Originally Posted by Sweets on the Side:
Can you put the cookies back in the dehydrator after you've done 2nd phase of decorating? I've put cookies in dehydrator after flooding. But want sure if I could after final details.  Anyone?

Yes, but watch total drying time for all the reasons people have noted above.

I'm moving the above question from Linda to another forum topic, since it is very different than the original question at the top of the post and it's likely to get lost here. Please respond to her in the "forked" forum, link above. Thanks!

HEEEEEELP!!! I just purchased a new Excalibur Economy 9 drawer dehydrator to dry my Royal Icing on cookies. (Julia's 15-20 minute method) The temperature control says 105 (now the lowest setting on an Excaliber), but the actual air temperature is closer to 125 (according to the oven thermometer I placed inside to see if it was working properly). I looked at their online literature and they say that the air temp actually is designed to run 20 degrees hotter than the stated temp but the surface of the food will be 20 degrees cooler than than the air temp. So supposedly the icing temp will be 105 even though the air temp will be 125. So is this going to be too hot to dry RI? ARGH!

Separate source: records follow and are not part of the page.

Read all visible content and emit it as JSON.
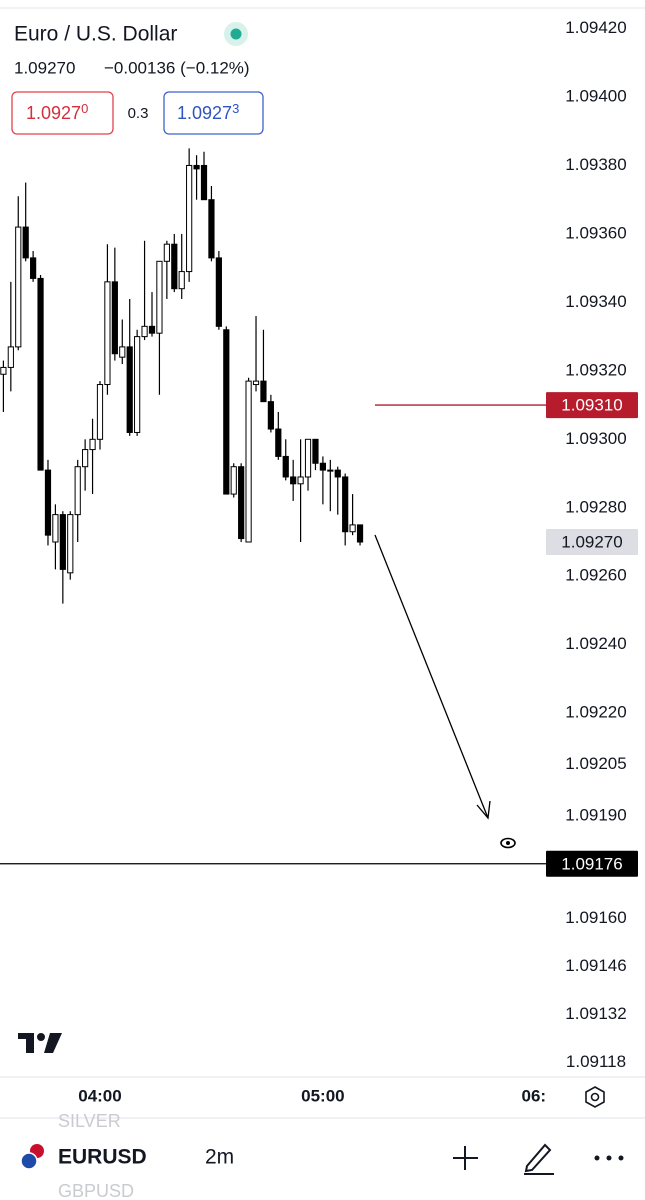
{
  "header": {
    "title": "Euro / U.S. Dollar",
    "last": "1.09270",
    "change": "−0.00136 (−0.12%)",
    "sell": {
      "price": "1.0927",
      "pip": "0"
    },
    "spread": "0.3",
    "buy": {
      "price": "1.0927",
      "pip": "3"
    }
  },
  "chart_data": {
    "type": "candlestick",
    "x": [
      "03:34",
      "03:36",
      "03:38",
      "03:40",
      "03:42",
      "03:44",
      "03:46",
      "03:48",
      "03:50",
      "03:52",
      "03:54",
      "03:56",
      "03:58",
      "04:00",
      "04:02",
      "04:04",
      "04:06",
      "04:08",
      "04:10",
      "04:12",
      "04:14",
      "04:16",
      "04:18",
      "04:20",
      "04:22",
      "04:24",
      "04:26",
      "04:28",
      "04:30",
      "04:32",
      "04:34",
      "04:36",
      "04:38",
      "04:40",
      "04:42",
      "04:44",
      "04:46",
      "04:48",
      "04:50",
      "04:52",
      "04:54",
      "04:56",
      "04:58",
      "05:00",
      "05:02",
      "05:04",
      "05:06",
      "05:08",
      "05:10"
    ],
    "open": [
      1.09319,
      1.09321,
      1.09327,
      1.09362,
      1.09353,
      1.09347,
      1.09291,
      1.0927,
      1.09278,
      1.09261,
      1.09278,
      1.09292,
      1.09297,
      1.093,
      1.09316,
      1.09346,
      1.09324,
      1.09327,
      1.09302,
      1.0933,
      1.09333,
      1.09331,
      1.09352,
      1.09357,
      1.09344,
      1.09349,
      1.0938,
      1.0938,
      1.0937,
      1.09353,
      1.09332,
      1.09284,
      1.09292,
      1.0927,
      1.09316,
      1.09317,
      1.09311,
      1.09303,
      1.09295,
      1.09289,
      1.09287,
      1.09289,
      1.093,
      1.09293,
      1.09291,
      1.09291,
      1.09289,
      1.09273,
      1.09275
    ],
    "high": [
      1.09323,
      1.09346,
      1.09371,
      1.09375,
      1.09355,
      1.09348,
      1.09294,
      1.09281,
      1.09279,
      1.09279,
      1.09294,
      1.093,
      1.09306,
      1.09317,
      1.09357,
      1.09356,
      1.09335,
      1.09341,
      1.09332,
      1.09358,
      1.09343,
      1.09352,
      1.09358,
      1.0936,
      1.0936,
      1.09385,
      1.09383,
      1.09384,
      1.09374,
      1.09355,
      1.09333,
      1.09293,
      1.09293,
      1.09318,
      1.09336,
      1.09332,
      1.09313,
      1.09308,
      1.093,
      1.09294,
      1.093,
      1.093,
      1.093,
      1.09295,
      1.09294,
      1.09292,
      1.0929,
      1.09284,
      1.09275
    ],
    "low": [
      1.09308,
      1.09314,
      1.09326,
      1.09352,
      1.09346,
      1.09291,
      1.09269,
      1.09262,
      1.09252,
      1.09259,
      1.0927,
      1.09285,
      1.09284,
      1.09297,
      1.09313,
      1.09323,
      1.09322,
      1.09301,
      1.09301,
      1.09329,
      1.0933,
      1.09313,
      1.09341,
      1.09343,
      1.09341,
      1.09346,
      1.0937,
      1.0937,
      1.09352,
      1.09332,
      1.09284,
      1.09283,
      1.0927,
      1.0927,
      1.09314,
      1.09311,
      1.09302,
      1.09294,
      1.09288,
      1.09282,
      1.0927,
      1.09285,
      1.09291,
      1.09281,
      1.09279,
      1.09278,
      1.09269,
      1.09272,
      1.09269
    ],
    "close": [
      1.09321,
      1.09327,
      1.09362,
      1.09353,
      1.09347,
      1.09291,
      1.09272,
      1.09278,
      1.09262,
      1.09278,
      1.09292,
      1.09297,
      1.093,
      1.09316,
      1.09346,
      1.09325,
      1.09327,
      1.09302,
      1.0933,
      1.09333,
      1.09331,
      1.09352,
      1.09357,
      1.09344,
      1.09349,
      1.0938,
      1.09379,
      1.0937,
      1.09353,
      1.09333,
      1.09284,
      1.09292,
      1.09271,
      1.09317,
      1.09317,
      1.09311,
      1.09303,
      1.09295,
      1.09289,
      1.09287,
      1.09289,
      1.093,
      1.09293,
      1.09291,
      1.09291,
      1.09289,
      1.09273,
      1.09275,
      1.0927
    ],
    "up_color": "#ffffff",
    "down_color": "#000000",
    "ylim": [
      1.09114,
      1.09426
    ],
    "yticks": [
      {
        "value": 1.0942,
        "label": "1.09420"
      },
      {
        "value": 1.094,
        "label": "1.09400"
      },
      {
        "value": 1.0938,
        "label": "1.09380"
      },
      {
        "value": 1.0936,
        "label": "1.09360"
      },
      {
        "value": 1.0934,
        "label": "1.09340"
      },
      {
        "value": 1.0932,
        "label": "1.09320"
      },
      {
        "value": 1.093,
        "label": "1.09300"
      },
      {
        "value": 1.0928,
        "label": "1.09280"
      },
      {
        "value": 1.0926,
        "label": "1.09260"
      },
      {
        "value": 1.0924,
        "label": "1.09240"
      },
      {
        "value": 1.0922,
        "label": "1.09220"
      },
      1.09205,
      {
        "value": 1.0919,
        "label": "1.09190"
      },
      {
        "value": 1.0916,
        "label": "1.09160"
      },
      1.09146,
      1.09132,
      1.09118
    ],
    "xticks": [
      "04:00",
      "05:00",
      {
        "value": "06:00",
        "label": "06:"
      }
    ],
    "grid": false,
    "price_lines": [
      {
        "value": 1.0931,
        "label": "1.09310",
        "color": "#b71c2c",
        "text_color": "#ffffff",
        "line": "partial"
      },
      {
        "value": 1.0927,
        "label": "1.09270",
        "color": "#dcdee3",
        "text_color": "#131722",
        "line": "none"
      },
      {
        "value": 1.09176,
        "label": "1.09176",
        "color": "#000000",
        "text_color": "#ffffff",
        "line": "full"
      }
    ]
  },
  "footer": {
    "watchlist_prev": "SILVER",
    "symbol": "EURUSD",
    "interval": "2m",
    "watchlist_next": "GBPUSD"
  }
}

FrostFlower Sugar Arts posted:

HEEEEEELP!!! I just purchased a new Excalibur Economy 9 drawer dehydrator to dry my Royal Icing on cookies. (Julia's 15-20 minute method) The temperature control says 105 (now the lowest setting on an Excaliber), but the actual air temperature is closer to 125 (according to the oven thermometer I placed inside to see if it was working properly). I looked at their online literature and they say that the air temp actually is designed to run 20 degrees hotter than the stated temp but the surface of the food will be 20 degrees cooler than than the air temp. So supposedly the icing temp will be 105 even though the air temp will be 125. So is this going to be too hot to dry RI? ARGH!

No, I now have that same Excalibur, and I use it at the lowest setting and it is fine, though I still watch everything for reasons elaborated upon above. You can also run the thing with the door off, and that will cool it down if needed.

Thank you for answering so quickly, Julia. Whew. Do you avoid the center racks (rack 4 & 5) to set the icing? Or do all areas work well on it?

I love your artistry and creativity. I have been a member of your stencil club for a while and they are gorgeous, as is everything you do. This site is a wonderful resource for learning. Thank you.

FrostFlower Sugar Arts posted:

Thank you for answering so quickly, Julia. Whew. Do you avoid the center racks (rack 4 & 5) to set the icing? Or do all areas work well on it?

I love your artistry and creativity. I have been a member of your stencil club for a while and they are gorgeous, as is everything you do. This site is a wonderful resource for learning. Thank you.

Thanks for the kind words. The fan is in the back of the dehydrator, so it seems to hit all racks fairly evenly. Though hot air rises, so I tend to position things to the middle to lower part of the dehydrator, just in case. I rarely mass produce cookies, so I rarely have it fully filled at any one time except when teaching classes. In class, cookies have done fine on the top racks too, but I primarily use the dehydrator for quick-setting the outer surface of small cookies. I don't put very big cookies in there (the icing on them tends to wrinkle for some reason) or leave anything in much longer than 15-20 minutes.